La montagne au Christ

 

 

Vous serez bien ici. La montagne vous aime.

N’avez-vous pas daigné, Seigneur, l’aimer vous-même ?

 

Jadis, lorsque les soirs hébreux vous trouvaient las,

Las des labeurs du jour parmi la foule humaine,

Las de prêcher l’amour à ceux qui n’aimaient pas,

Las d’opposer en vain les bienfaits à la haine,

 

Pour goûter le silence et dire pleinement,

Et tout bas, votre cœur à l’oreille du Père,

Lorsque la paix des nuits gagnait le firmament,

Vous aimiez à gravir quelque montagne austère.

 

Vous preniez son sommet désert pour escabeau,

Et sous vos pas divins, dans sa masse profonde,

Un émoi s’éveillait mystérieux et beau

Qui se communiquait aux racines du monde.

 

Vous aimiez la montagne et vous avez voulu

Qu’elle participât à votre sacrifice :

Elle a reçu la Croix dont votre sang a plu,

Elle a de votre corps élevé le calice.

 

Et lorsqu’ayant rompu les portes de la mort

Vous avez regagné votre gloire première,

Ô Christ, c’est sur le front d’une montagne encor

Que vos pieds ont empreint leurs traces de lumière.

 

Vous serez bien ici, Seigneur. Nous vous aimons

Comme vous ont aimé nos sœurs évangéliques.

Demeurez parmi nous, et bénissez les monts

Dont vous voyez fleurir les blanches basiliques.

 

Gloire à vous au plus haut des Alpes ! Hosannah

Au Christ-Roi qui pour trône accepte notre cime !

Des trésors dont sa main prodigue nous orna,

      Qu’il reçoive un tribut opime !

 

            À vous, Seigneur, la majesté

            Dont se vêtent ces altitudes !

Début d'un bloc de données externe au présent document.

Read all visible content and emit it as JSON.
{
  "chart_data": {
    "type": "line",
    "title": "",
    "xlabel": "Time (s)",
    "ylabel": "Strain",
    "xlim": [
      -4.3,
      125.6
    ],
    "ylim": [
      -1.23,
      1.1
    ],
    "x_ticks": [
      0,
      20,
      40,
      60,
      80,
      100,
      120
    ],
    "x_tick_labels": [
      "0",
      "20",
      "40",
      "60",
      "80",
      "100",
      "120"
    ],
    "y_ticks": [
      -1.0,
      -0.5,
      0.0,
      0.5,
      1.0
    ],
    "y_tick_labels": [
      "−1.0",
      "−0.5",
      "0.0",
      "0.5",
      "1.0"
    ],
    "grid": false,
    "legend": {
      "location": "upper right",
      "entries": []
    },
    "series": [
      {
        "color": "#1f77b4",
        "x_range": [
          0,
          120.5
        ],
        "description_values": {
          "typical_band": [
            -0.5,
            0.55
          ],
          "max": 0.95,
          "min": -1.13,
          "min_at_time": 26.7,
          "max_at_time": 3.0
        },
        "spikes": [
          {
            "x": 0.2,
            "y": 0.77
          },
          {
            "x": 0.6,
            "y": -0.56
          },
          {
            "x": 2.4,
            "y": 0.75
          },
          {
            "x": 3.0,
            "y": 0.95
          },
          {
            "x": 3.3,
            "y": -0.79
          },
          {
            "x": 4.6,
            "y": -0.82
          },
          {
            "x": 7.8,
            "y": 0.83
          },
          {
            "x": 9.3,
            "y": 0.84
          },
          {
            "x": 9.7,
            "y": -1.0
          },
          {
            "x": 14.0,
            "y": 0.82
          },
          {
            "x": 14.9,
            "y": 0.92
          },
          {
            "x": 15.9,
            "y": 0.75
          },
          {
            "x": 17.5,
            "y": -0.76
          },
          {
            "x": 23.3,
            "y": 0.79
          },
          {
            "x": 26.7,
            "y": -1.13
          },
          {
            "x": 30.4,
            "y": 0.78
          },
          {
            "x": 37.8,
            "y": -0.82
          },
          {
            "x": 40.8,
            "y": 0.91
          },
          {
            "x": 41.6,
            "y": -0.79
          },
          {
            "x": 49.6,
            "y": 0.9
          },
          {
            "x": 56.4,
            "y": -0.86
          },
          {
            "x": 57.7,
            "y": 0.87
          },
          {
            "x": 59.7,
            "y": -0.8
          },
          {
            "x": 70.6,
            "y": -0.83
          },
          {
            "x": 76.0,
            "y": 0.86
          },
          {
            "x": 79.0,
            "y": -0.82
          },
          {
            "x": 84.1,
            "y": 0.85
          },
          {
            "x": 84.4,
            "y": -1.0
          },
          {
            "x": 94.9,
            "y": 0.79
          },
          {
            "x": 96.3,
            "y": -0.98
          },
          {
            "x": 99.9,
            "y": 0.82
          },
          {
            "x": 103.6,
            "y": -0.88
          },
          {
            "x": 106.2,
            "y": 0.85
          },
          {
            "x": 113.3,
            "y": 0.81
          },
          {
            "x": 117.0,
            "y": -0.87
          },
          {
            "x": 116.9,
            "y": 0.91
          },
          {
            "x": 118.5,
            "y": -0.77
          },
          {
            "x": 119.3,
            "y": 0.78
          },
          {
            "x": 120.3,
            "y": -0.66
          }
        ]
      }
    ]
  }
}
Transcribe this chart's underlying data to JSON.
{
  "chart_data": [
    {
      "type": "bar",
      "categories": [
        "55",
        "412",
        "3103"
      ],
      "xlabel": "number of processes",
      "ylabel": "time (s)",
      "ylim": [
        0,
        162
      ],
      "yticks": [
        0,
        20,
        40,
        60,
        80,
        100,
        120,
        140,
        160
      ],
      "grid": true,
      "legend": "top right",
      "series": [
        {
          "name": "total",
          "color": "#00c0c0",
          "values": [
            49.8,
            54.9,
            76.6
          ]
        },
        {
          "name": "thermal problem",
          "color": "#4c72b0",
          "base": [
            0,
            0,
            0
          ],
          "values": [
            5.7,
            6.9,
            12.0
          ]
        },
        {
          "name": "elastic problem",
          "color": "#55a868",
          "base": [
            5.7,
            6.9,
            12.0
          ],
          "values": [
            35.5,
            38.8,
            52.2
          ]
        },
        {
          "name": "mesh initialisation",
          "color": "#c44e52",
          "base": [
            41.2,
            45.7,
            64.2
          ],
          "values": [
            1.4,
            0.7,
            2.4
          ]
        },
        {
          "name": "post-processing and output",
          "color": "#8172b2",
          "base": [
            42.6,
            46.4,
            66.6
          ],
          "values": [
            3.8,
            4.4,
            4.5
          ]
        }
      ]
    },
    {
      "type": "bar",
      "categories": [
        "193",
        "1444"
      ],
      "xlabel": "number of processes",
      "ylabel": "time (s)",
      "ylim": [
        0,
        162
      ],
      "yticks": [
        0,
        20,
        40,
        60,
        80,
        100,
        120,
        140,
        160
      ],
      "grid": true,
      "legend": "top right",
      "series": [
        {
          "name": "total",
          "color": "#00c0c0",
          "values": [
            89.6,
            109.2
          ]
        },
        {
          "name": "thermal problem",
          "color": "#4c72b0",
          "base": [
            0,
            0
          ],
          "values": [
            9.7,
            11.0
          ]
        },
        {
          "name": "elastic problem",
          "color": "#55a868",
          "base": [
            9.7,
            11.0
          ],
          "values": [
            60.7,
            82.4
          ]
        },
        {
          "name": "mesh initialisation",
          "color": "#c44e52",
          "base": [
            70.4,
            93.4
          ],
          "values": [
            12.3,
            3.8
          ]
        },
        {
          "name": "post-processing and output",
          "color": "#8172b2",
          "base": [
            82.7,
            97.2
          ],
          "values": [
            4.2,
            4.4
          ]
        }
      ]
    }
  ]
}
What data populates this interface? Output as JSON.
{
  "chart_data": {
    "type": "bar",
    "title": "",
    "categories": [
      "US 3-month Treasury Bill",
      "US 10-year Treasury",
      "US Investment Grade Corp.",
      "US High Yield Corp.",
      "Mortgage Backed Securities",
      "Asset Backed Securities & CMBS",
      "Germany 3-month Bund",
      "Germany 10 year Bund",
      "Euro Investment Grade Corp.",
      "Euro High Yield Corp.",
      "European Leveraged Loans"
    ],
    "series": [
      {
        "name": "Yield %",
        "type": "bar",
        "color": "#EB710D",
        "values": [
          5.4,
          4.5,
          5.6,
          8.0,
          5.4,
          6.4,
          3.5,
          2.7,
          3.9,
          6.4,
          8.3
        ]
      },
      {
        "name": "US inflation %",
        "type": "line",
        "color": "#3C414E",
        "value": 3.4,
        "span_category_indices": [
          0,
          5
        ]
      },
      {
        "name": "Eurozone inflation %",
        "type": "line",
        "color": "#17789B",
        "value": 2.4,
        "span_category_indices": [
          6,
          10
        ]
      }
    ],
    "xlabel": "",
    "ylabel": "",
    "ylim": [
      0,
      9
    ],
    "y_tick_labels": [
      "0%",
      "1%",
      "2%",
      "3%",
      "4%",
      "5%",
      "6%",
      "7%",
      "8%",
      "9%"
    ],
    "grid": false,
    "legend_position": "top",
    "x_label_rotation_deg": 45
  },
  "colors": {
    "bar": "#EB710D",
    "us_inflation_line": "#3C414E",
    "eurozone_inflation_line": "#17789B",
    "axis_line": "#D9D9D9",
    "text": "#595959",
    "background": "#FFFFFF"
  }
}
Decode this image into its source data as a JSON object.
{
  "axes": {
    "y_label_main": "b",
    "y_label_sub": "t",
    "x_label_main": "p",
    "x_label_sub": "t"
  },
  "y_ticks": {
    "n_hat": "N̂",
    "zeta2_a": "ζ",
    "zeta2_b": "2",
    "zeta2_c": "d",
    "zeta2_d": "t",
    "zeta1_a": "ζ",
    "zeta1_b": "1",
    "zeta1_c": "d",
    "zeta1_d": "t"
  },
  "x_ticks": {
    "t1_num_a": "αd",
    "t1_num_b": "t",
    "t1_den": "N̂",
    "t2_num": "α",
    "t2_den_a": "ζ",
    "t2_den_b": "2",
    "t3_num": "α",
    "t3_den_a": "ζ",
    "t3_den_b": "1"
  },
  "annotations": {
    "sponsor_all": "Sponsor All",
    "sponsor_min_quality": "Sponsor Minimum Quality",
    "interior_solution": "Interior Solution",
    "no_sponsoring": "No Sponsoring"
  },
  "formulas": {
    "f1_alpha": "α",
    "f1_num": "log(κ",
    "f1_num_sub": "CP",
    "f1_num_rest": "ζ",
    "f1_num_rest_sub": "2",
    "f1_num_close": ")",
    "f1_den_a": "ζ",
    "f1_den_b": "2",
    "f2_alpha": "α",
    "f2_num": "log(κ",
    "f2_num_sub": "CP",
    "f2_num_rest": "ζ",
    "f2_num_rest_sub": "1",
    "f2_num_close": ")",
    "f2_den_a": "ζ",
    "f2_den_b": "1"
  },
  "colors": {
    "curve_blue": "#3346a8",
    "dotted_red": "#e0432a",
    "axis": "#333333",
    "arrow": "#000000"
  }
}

            À vous l’immense pureté

            Que défendent nos solitudes !

 

            À vous le soir étincelant,

            À vous la nuit aux chastes voiles,

            À vous le grand silence blanc

            Que nous gardons sous les étoiles !

 

            À vous les jardins radieux

            Interdits aux traces mortelles

            Et qui réservent à nos yeux

            Les lis des neiges éternelles !

 

            À vous les éclairs, rouges fleurs

            Qu’épanouissent les tempêtes !

            À vous le nimbe aux sept couleurs

            Dont l’arc-en-ciel sacre nos têtes !

 

            À vous les levers de soleil

            Dont le baiser d’or nous caresse !

            À vous, Seigneur, l’adieu vermeil

            Que le crépuscule nous laisse !

 

            À vous les bons, à vous les chocs,

            À vous le fracas des cascades

            Qui, parmi le chaos des rocs,

            Précipitent leurs cavalcades !

 

            À vous le glacier éclatant !

            À vous le miroir infrangible

            Que son cristal splendide tend

            Au visage de l’Invisible !

 

Daignez prendre ces monts, ô Christ, pour reposoir.

Ils sont graves et purs, et leur cime avoisine

De si près le pays des élus qu’on peut voir

Luire d’ici les toits de la Cité divine.

 

D’ici vous entendrez bruire les essaims

Des constellations dont le zénith flamboie,

Et retentir les chœurs des anges et des saints

Immergés dans les flots de l’éternelle joie.

 

Mais vous écouterez aussi de ces sommets

La rumeur discordante, et plaintive, et vivace,

Dont l’univers humain ne s’arrête jamais

D’offenser le silence où se complaît l’espace.

 

Comme au jour qui vous vit multiplier le pain,

Vous prendrez en pitié la multitude amère

Qui ne sait même pas quelle est la grande faim

Qui fait gémir ainsi la face de la terre.

 

Vous serez secourable à ce monde penchant,

Qui, lourd des morts sans nombre entassés dans sa cale,

S’en va, désemparé, sans boussole, cherchant

À travers l’ombre aveugle une impossible escale.

 

Les passagers tournoient affolés sur le pont ;

L’équipage s’épuise en confuses manœuvres ;

Pilotes et marins ne savent ce qu’ils font.

Et l’abîme autour d’eux fait siffler ses couleuvres.

Les vents sont en démence, et jusqu’au pied des mâts

La vague vient flairer le butin qu’elle espère...

– Ah ! du navire humain ne vous détournez pas,

Seigneur, et commandez à la mer de se taire !

 

 

 

Louis MERCIER.

 

Recueilli dans Poètes de Jésus-Christ,

poésies rassemblées par André Mabille de Poncheville,

Bruges, Librairie de l’Œuvre Saint-Charles, 1937.